Rather than lowering personal-income-tax and estate-tax rates, there is a strong argument for reducing payroll taxes. The vast bulk of Americans pay more in Social Security and Medicare taxes than they do in personal income taxes. Indeed, the bottom 99 percent of Americans pay, in aggregate, about as much in Social Security taxes as in personal income taxes, and the bottom 95 percent of Americans pay more in Social Security and Medicare taxes than in income taxes.

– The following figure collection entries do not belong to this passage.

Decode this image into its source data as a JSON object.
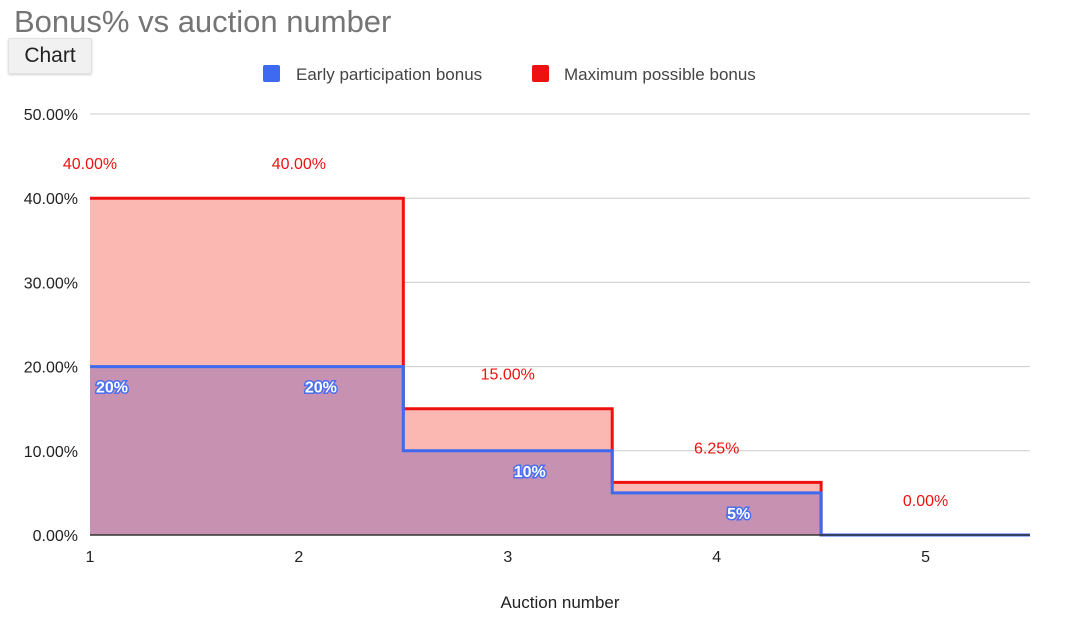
{
  "app": {
    "title": "Bonus% vs auction number",
    "chip_label": "Chart"
  },
  "chart_data": {
    "type": "area",
    "title": "Bonus% vs auction number",
    "xlabel": "Auction number",
    "ylabel": "",
    "categories": [
      "1",
      "2",
      "3",
      "4",
      "5"
    ],
    "y_ticks": [
      "0.00%",
      "10.00%",
      "20.00%",
      "30.00%",
      "40.00%",
      "50.00%"
    ],
    "ylim": [
      0,
      50
    ],
    "step": true,
    "grid": true,
    "legend_position": "top",
    "series": [
      {
        "name": "Early participation bonus",
        "color": "#3d6af0",
        "fill": "#c791b1",
        "values": [
          20,
          20,
          10,
          5,
          0
        ],
        "labels": [
          "20%",
          "20%",
          "10%",
          "5%",
          ""
        ]
      },
      {
        "name": "Maximum possible bonus",
        "color": "#ee1111",
        "fill": "#fbb7b2",
        "values": [
          40,
          40,
          15,
          6.25,
          0
        ],
        "labels": [
          "40.00%",
          "40.00%",
          "15.00%",
          "6.25%",
          "0.00%"
        ]
      }
    ]
  }
}
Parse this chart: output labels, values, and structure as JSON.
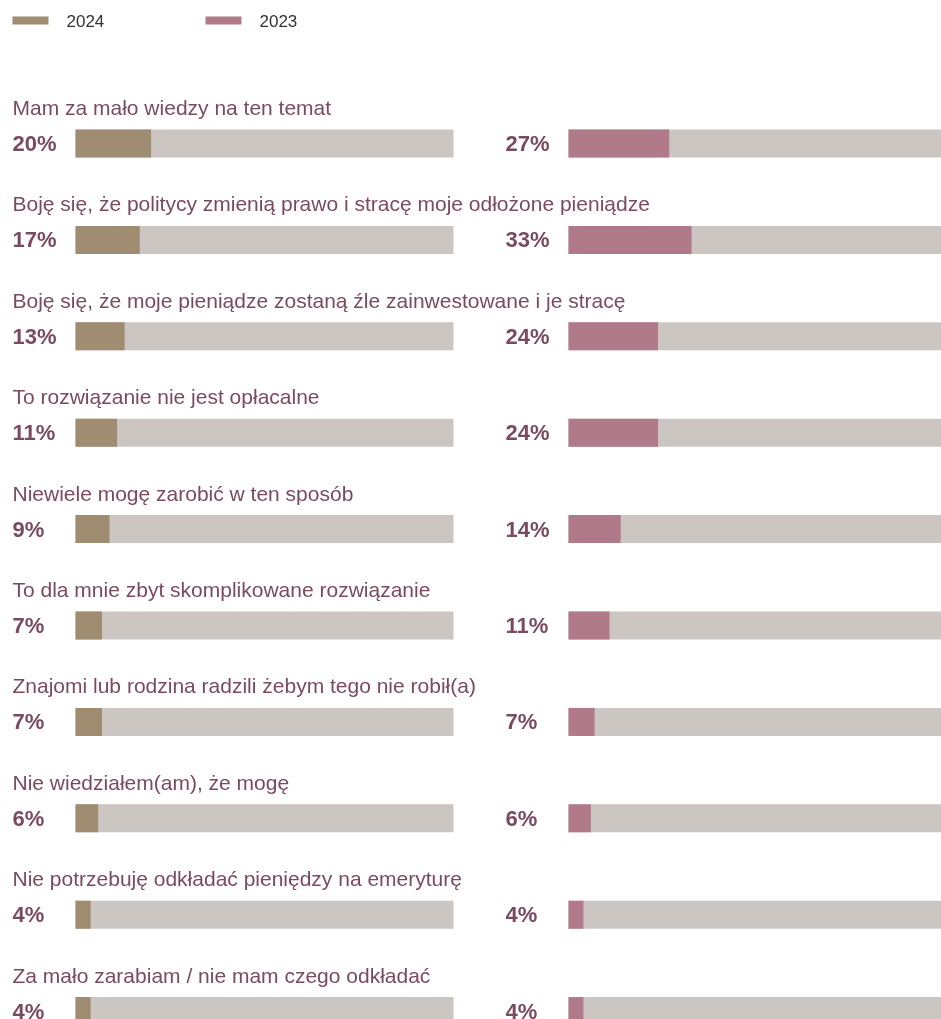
{
  "chart_data": [
    {
      "type": "bar",
      "orientation": "horizontal",
      "categories": [
        "Mam za mało wiedzy na ten temat",
        "Boję się, że politycy zmienią prawo i stracę moje odłożone pieniądze",
        "Boję się, że moje pieniądze zostaną źle zainwestowane i je stracę",
        "To rozwiązanie nie jest opłacalne",
        "Niewiele mogę zarobić w ten sposób",
        "To dla mnie zbyt skomplikowane rozwiązanie",
        "Znajomi lub rodzina radzili żebym tego nie robił(a)",
        "Nie wiedziałem(am), że mogę",
        "Nie potrzebuję odkładać pieniędzy na emeryturę",
        "Za mało zarabiam / nie mam czego odkładać"
      ],
      "series": [
        {
          "name": "2024",
          "color": "#a08c70",
          "values": [
            20,
            17,
            13,
            11,
            9,
            7,
            7,
            6,
            4,
            4
          ],
          "value_labels": [
            "20%",
            "17%",
            "13%",
            "11%",
            "9%",
            "7%",
            "7%",
            "6%",
            "4%",
            "4%"
          ]
        }
      ],
      "xlim": [
        0,
        100
      ],
      "legend": "top left",
      "tick_labels": false
    },
    {
      "type": "bar",
      "orientation": "horizontal",
      "categories": [
        null,
        null,
        null,
        null,
        null,
        null,
        null,
        null,
        null,
        null
      ],
      "series": [
        {
          "name": "2023",
          "color": "#b07a8a",
          "values": [
            27,
            33,
            24,
            24,
            14,
            11,
            7,
            6,
            4,
            4
          ],
          "value_labels": [
            "27%",
            "33%",
            "24%",
            "24%",
            "14%",
            "11%",
            "7%",
            "6%",
            "4%",
            "4%"
          ]
        }
      ],
      "xlim": [
        0,
        100
      ],
      "tick_labels": false
    }
  ]
}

In order to boost the economy, tax cuts for wage-earning Americans are required — not just tax cuts on the passive, investment, and dividend income of those with high incomes. Tax cuts for high-income individuals fuel the stock market and other investments; that is where the rich disproportionately spend their money. By way of contrast, tax cuts for wage-earning Americans fuel the economy. Wage-earning Americans spend all, or almost all, of their income. Wage-earning Americans below the 95th percentile — which includes the families of almost all children in the United States — save little.
Many Republicans support higher marginal income-tax rates on those with the highest incomes, while favoring lower taxes and less government spending overall.
Social Security tax cuts, especially for workers with children, will have a more beneficial effect on the economy than reducing personal-income-tax rates, as proposed by several candidates, for those with the highest incomes to 28 percent — the lowest top marginal income-tax rate enacted during the second round of tax-rate cuts in the Reagan administration in 1987 (a rate supported, incidentally, by many Democrats, including Dick Gephardt and Bill Bradley). It bears noting that the rate of economic growth slowed after the second round of Reagan income-tax-rate cuts.
Opinion polling by Gallup and others shows that many Republicans support higher marginal income-tax rates on those with the highest incomes, while favoring lower taxes and less government spending overall. The “reformocon” movement in the GOP advocates wage subsidies to increase the value and rewards of work to lower-income Americans. Cutting Social Security taxes for working Americans would function as a wage subsidy.
From an electoral perspective, among the most sought-after demographic groups is working-class Americans. They would receive almost nothing from the tax cuts proposed by Republican candidates for president. Cutting Social Security taxes, however, would substantially increase the disposable income of lower-income working Americans. That would be politically popular, begin to address equity concerns, and be a forward- rather than backward-looking policy. Moreover, it would lead to more economic growth and thereby stronger families.
How much would it cost? To give every full-time working American with an income below $30,000 per year a Social Security tax cut of $1,000 would cost about $35 billion annually. That’s a pretty small price tag when most current tax cut plans are measured over time in the trillions.